Quando você ativa a criptografia de dados em repouso, o vSAN criptografa tudo no armazenamento de dados do vSAN. Todos os arquivos são criptografados, para que todas as máquinas virtuais e seus dados correspondentes estejam protegidos. Somente administradores com privilégios de criptografia podem executar tarefas de criptografia e descriptografia.

vSAN usa chaves de criptografia da seguinte forma:
  • vCenter Server solicita uma Chave de Criptografia de Chave AES-256 (KEK) do KMS. vCenter Server armazena apenas a ID da KEK, mas não a própria chave.

  • O host ESXi criptografa os dados do disco usando o modo AES-256 XTS padrão do setor. Cada disco tem uma Chave de Criptografia de Dados (DEK) diferente gerada aleatoriamente.
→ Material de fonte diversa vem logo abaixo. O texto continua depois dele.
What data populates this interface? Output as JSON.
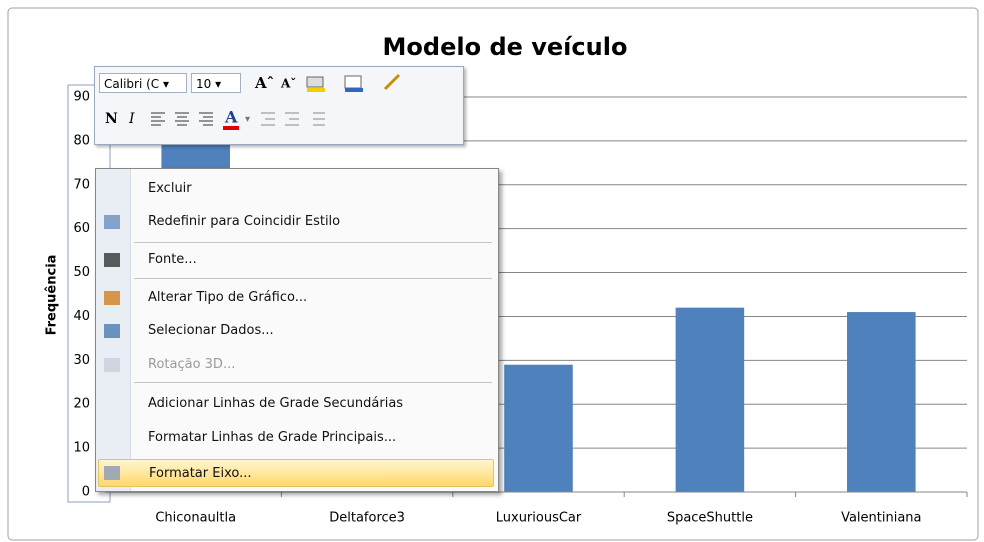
{
  "chart_data": {
    "type": "bar",
    "title": "Modelo de veículo",
    "y_label": "Frequência",
    "categories": [
      "Chiconaultla",
      "Deltaforce3",
      "LuxuriousCar",
      "SpaceShuttle",
      "Valentiniana"
    ],
    "values": [
      84,
      null,
      29,
      42,
      41
    ],
    "color": "#4f81bd",
    "ylim": [
      0,
      90
    ],
    "yticks": [
      0,
      10,
      20,
      30,
      40,
      50,
      60,
      70,
      80,
      90
    ],
    "grid": true
  },
  "toolbar": {
    "font": "Calibri (C",
    "size": "10"
  },
  "context_menu": {
    "items": [
      {
        "label": "Excluir"
      },
      {
        "label": "Redefinir para Coincidir Estilo"
      },
      {
        "label": "Fonte..."
      },
      {
        "label": "Alterar Tipo de Gráfico..."
      },
      {
        "label": "Selecionar Dados..."
      },
      {
        "label": "Rotação 3D...",
        "disabled": true
      },
      {
        "label": "Adicionar Linhas de Grade Secundárias"
      },
      {
        "label": "Formatar Linhas de Grade Principais..."
      },
      {
        "label": "Formatar Eixo...",
        "highlighted": true
      }
    ]
  }
}
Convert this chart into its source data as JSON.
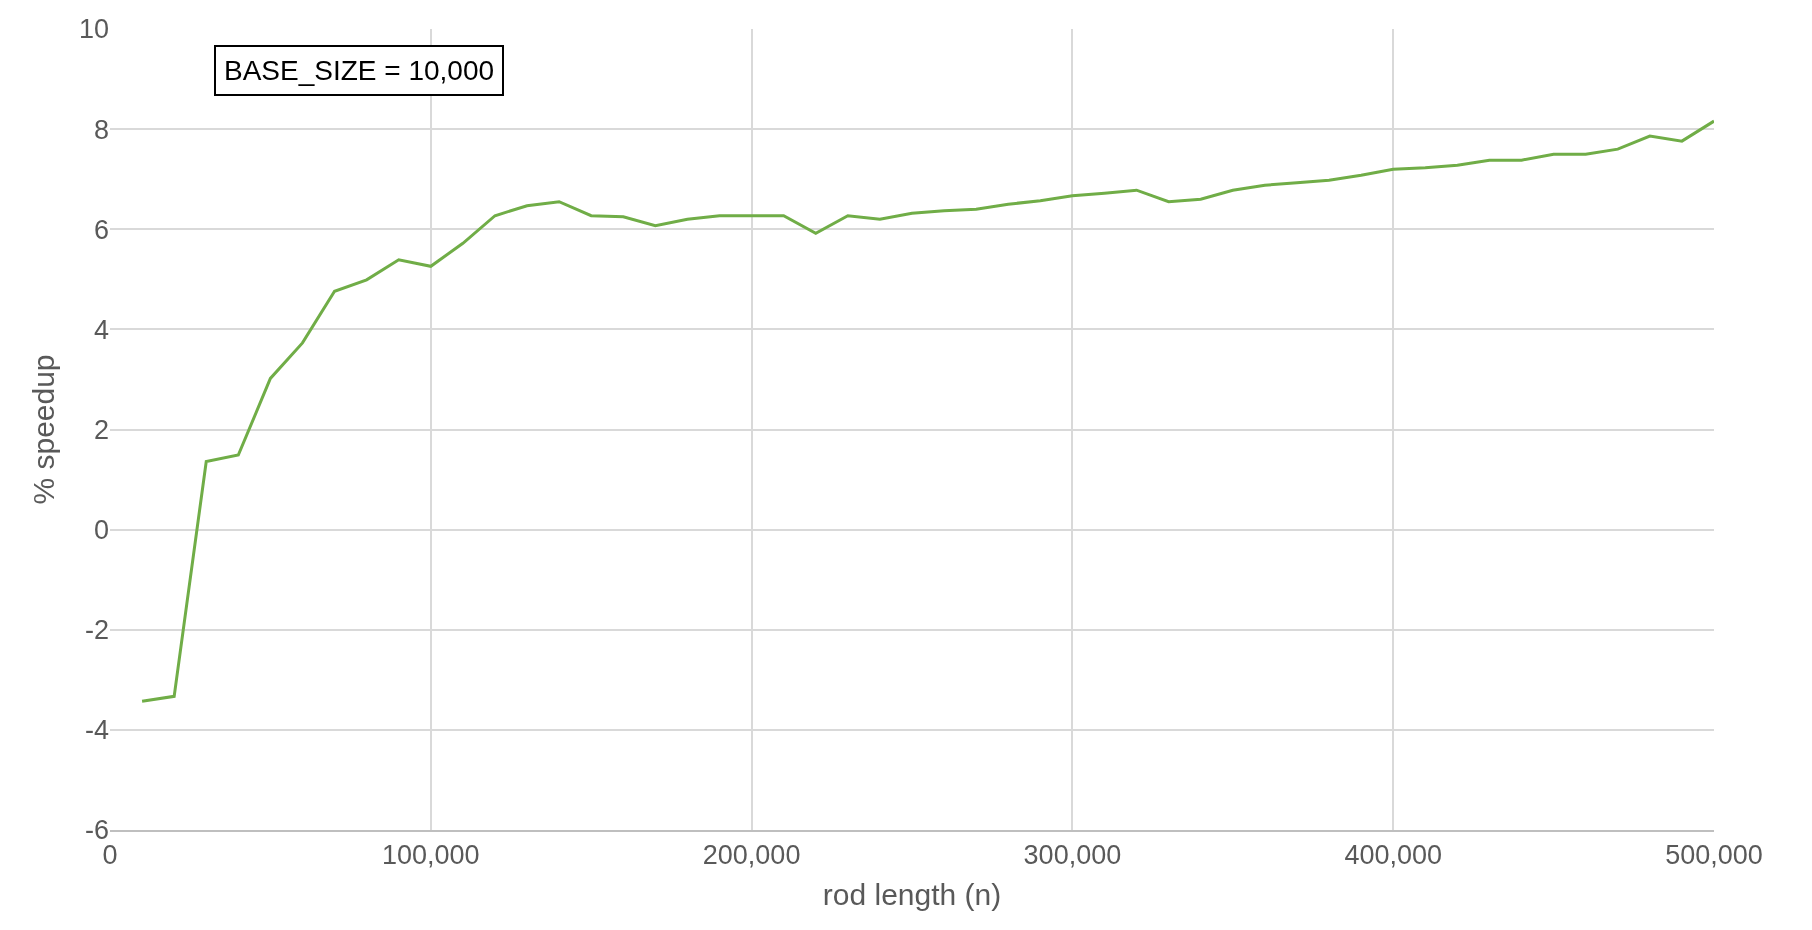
{
  "chart_data": {
    "type": "line",
    "xlabel": "rod length (n)",
    "ylabel": "% speedup",
    "annotations": [
      "BASE_SIZE = 10,000"
    ],
    "x": [
      10000,
      20000,
      30000,
      40000,
      50000,
      60000,
      70000,
      80000,
      90000,
      100000,
      110000,
      120000,
      130000,
      140000,
      150000,
      160000,
      170000,
      180000,
      190000,
      200000,
      210000,
      220000,
      230000,
      240000,
      250000,
      260000,
      270000,
      280000,
      290000,
      300000,
      310000,
      320000,
      330000,
      340000,
      350000,
      360000,
      370000,
      380000,
      390000,
      400000,
      410000,
      420000,
      430000,
      440000,
      450000,
      460000,
      470000,
      480000,
      490000,
      500000
    ],
    "series": [
      {
        "color": "#70ad47",
        "values": [
          -3.43,
          -3.33,
          1.36,
          1.49,
          3.02,
          3.73,
          4.76,
          4.99,
          5.39,
          5.26,
          5.72,
          6.27,
          6.47,
          6.55,
          6.27,
          6.25,
          6.07,
          6.2,
          6.27,
          6.27,
          6.27,
          5.92,
          6.27,
          6.2,
          6.32,
          6.37,
          6.4,
          6.5,
          6.57,
          6.67,
          6.72,
          6.78,
          6.55,
          6.6,
          6.78,
          6.88,
          6.93,
          6.98,
          7.08,
          7.2,
          7.23,
          7.28,
          7.38,
          7.38,
          7.5,
          7.5,
          7.6,
          7.86,
          7.76,
          8.16
        ]
      }
    ],
    "xlim": [
      0,
      500000
    ],
    "xticks": [
      0,
      {
        "value": 100000,
        "label": "100,000"
      },
      {
        "value": 200000,
        "label": "200,000"
      },
      {
        "value": 300000,
        "label": "300,000"
      },
      {
        "value": 400000,
        "label": "400,000"
      },
      {
        "value": 500000,
        "label": "500,000"
      }
    ],
    "ylim": [
      -6,
      10
    ],
    "yticks": [
      -6,
      -4,
      -2,
      0,
      2,
      4,
      6,
      8,
      10
    ],
    "grid": true,
    "marker": "none",
    "line_style": "solid"
  }
}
  • Cada host ESXi usa a KEK para criptografar suas DEKs e armazena as DEKs criptografadas no disco. O host não armazena a KEK no disco. Se um host for reinicializado, ele solicitará a KEK com a ID correspondente do KMS. O host pode então descriptografar suas DEKs conforme necessário.
  • Uma chave de host é usada para criptografar despejos de memória, não dados. Todos os hosts no mesmo cluster usam a mesma chave de host. Ao coletar pacotes de suporte, uma chave aleatória é gerada para criptografar novamente os despejos de memória. Você pode especificar uma senha para criptografar a chave aleatória.

Quando um host é reinicializado, ele não monta seus grupos de discos até receber a KEK. Esse processo pode levar vários minutos ou mais para ser concluído. Você pode monitorar o status dos grupos de discos no serviço de integridade vSAN, em Discos físicos > Integridade do estado do software (Physical disks > Software state health).
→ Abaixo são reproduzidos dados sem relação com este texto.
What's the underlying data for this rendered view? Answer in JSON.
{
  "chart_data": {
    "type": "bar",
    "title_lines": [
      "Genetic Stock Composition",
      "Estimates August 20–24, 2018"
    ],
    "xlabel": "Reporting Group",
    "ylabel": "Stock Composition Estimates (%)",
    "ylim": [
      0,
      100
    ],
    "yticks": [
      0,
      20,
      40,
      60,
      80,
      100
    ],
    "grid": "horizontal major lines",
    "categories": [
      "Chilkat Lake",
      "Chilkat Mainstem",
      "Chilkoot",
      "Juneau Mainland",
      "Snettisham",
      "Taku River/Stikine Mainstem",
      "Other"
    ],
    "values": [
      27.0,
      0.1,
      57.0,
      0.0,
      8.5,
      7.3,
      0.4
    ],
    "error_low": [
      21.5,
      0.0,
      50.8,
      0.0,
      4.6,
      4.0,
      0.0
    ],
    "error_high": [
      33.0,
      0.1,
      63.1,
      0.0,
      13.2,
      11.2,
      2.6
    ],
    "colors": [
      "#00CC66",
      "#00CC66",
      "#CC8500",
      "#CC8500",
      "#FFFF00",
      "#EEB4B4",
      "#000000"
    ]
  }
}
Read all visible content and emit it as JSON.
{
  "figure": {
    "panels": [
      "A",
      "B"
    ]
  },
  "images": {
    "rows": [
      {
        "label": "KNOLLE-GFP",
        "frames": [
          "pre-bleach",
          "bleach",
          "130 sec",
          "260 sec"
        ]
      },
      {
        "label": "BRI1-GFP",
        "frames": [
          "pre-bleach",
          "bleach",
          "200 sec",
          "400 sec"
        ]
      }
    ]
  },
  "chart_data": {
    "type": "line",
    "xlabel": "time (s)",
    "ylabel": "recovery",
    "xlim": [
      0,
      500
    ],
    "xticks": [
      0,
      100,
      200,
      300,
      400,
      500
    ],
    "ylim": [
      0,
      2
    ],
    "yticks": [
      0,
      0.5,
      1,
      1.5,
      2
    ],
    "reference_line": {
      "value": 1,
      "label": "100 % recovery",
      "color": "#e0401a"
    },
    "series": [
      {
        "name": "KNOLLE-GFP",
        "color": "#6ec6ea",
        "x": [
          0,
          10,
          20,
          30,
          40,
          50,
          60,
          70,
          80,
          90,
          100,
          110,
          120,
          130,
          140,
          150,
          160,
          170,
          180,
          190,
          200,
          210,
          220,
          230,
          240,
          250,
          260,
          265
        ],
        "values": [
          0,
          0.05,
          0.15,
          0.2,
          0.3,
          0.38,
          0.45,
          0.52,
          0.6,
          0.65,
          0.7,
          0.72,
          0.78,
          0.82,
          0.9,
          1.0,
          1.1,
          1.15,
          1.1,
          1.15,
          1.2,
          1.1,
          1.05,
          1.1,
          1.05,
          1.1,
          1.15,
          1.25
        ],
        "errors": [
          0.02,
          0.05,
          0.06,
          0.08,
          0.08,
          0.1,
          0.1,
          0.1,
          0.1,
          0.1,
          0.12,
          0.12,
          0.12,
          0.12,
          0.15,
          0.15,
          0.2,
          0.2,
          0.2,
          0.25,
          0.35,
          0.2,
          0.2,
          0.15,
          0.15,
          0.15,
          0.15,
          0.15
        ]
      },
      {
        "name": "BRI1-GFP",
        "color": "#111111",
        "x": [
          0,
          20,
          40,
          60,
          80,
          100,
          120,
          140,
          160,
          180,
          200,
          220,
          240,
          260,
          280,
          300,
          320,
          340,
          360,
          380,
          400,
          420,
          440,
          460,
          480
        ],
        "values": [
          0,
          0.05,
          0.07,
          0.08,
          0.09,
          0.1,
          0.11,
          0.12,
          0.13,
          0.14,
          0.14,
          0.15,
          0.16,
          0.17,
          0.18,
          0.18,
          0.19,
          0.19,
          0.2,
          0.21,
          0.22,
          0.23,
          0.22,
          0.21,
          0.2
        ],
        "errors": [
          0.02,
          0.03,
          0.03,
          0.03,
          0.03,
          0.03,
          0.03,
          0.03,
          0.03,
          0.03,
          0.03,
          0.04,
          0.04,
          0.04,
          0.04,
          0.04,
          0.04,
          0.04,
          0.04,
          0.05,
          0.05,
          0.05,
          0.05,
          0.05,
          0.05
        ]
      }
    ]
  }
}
Persistência da chave de criptografia

No vSAN 7.0 Update 3 e posterior, a criptografia de dados em repouso pode continuar a funcionar mesmo quando o servidor de chaves está temporariamente offline ou indisponível. Com a persistência de chave ativada, os hosts ESXi podem manter as chaves de criptografia mesmo após uma reinicialização.

Cada host ESXi obtém as chaves de criptografia inicialmente e as retém em seu cache de chaves. Se o host ESXi tiver um Trusted Platform Module (TPM), as chaves de criptografia serão mantidas no TPM nas reinicializações. O host não precisa solicitar chaves de criptografia. As operações de criptografia podem continuar quando o servidor de chaves não está disponível, porque as chaves persistiram no TPM.

Use os comandos a seguir para habilitar a persistência de chave em um host de cluster. 

esxcli system settings encryption set --mode=TPM
esxcli system security keypersistence enable

Para obter mais informações sobre a persistência da chave de criptografia, consulte "Visão geral da persistência da chave" em vSphereSegurança.

Usando vSphere Native Key Provider

vSAN 7.0 Atualização 2 é compatível com vSphere Native Key Provider. Se o seu ambiente estiver configurado para vSphere Native Key Provider, você poderá usá-lo para criptografar máquinas virtuais em seu cluster vSAN. Para obter mais informações, consulte "Configurando e gerenciando vSphere Native Key Provider" em vSphereSegurança.

vSphere Native Key Provider não requer um Key Management Server (KMS) externo. vCenter Server gera a Chave de Criptografia de Chave e a envia por push para os hosts ESXi. Os hosts ESXi então geram Chaves de Criptografia de Dados.

Observação: Se você usar vSphere Native Key Provider, certifique-se de fazer backup do Native Key Provider para garantir que as tarefas de reconfiguração sejam executadas sem problemas.

vSphere Native Key Provider pode coexistir com uma infraestrutura de servidor de chaves existente.